Daniel Oliveira no Expresso diário de 26.09.2018:

«Não preciso dizer que nada sei sobre o que realmente aconteceu em Tancos. Como muitos portugueses, há algum tempo que desconfiava que a coisa vinha de dentro ou tinha a cumplicidade interna. Mas as minhas suspeitas valem zero porque não se baseiam em qualquer prova. Sabe-se que o principal suspeito é um ex-militar e que terá havido cumplicidade da Polícia Judiciária Militar (PJM) na devolução das armas. A acusação é gravíssima mas não posso dizer que fiquei espantado. O mesmo não digo em relação à detenção do diretor da Polícia Judiciária Militar. Fiquei espantadíssimo.

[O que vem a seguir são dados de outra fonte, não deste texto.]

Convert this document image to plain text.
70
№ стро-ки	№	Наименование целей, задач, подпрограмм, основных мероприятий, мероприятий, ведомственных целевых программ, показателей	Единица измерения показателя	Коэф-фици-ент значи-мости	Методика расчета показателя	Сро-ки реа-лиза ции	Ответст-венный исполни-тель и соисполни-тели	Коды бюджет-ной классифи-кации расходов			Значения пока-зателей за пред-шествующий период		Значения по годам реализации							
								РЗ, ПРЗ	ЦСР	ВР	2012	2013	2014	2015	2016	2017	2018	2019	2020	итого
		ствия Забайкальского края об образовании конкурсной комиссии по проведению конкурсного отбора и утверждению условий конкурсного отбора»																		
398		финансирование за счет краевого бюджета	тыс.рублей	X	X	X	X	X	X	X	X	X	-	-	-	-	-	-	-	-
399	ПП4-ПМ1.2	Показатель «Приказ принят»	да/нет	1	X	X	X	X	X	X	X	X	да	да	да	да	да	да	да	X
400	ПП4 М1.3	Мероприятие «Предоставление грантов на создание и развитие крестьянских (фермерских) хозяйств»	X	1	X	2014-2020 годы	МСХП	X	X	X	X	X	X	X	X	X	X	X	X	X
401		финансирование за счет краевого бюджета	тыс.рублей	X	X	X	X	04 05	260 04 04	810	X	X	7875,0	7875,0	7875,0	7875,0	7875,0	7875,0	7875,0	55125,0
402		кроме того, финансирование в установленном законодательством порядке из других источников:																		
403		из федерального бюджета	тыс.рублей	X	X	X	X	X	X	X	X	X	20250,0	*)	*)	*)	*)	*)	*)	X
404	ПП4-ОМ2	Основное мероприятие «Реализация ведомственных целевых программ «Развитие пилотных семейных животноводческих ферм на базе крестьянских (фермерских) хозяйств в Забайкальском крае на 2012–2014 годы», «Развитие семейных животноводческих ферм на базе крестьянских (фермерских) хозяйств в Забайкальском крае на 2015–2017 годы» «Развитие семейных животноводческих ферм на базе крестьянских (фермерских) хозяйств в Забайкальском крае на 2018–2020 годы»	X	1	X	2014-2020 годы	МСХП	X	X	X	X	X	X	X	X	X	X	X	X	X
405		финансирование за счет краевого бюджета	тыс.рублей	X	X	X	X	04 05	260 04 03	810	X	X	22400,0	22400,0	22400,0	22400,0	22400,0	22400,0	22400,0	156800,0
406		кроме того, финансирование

Se as coisas são o que parecem, não é o crime que virá a envergonhar as Forças Armadas. Não é sequer a insegurança. É o ridículo. Havia um tipo que tinha gamado umas armas, coisa sem importância. Mas aquilo, vai-se lá saber porquê, apareceu na televisão. Ele assustou-se e quis desfazer o erro. Como o ladrão era um ex-militar, tinha um amigo na GNR que falou com outro que conhecia um gajo lá na PJM. E trataram de devolver tudo e até mais um bocadinho, que um homem perde-se no inventário. Isto é o que parece mas não pode ser, porque transformava a nossa tropa numa anedota.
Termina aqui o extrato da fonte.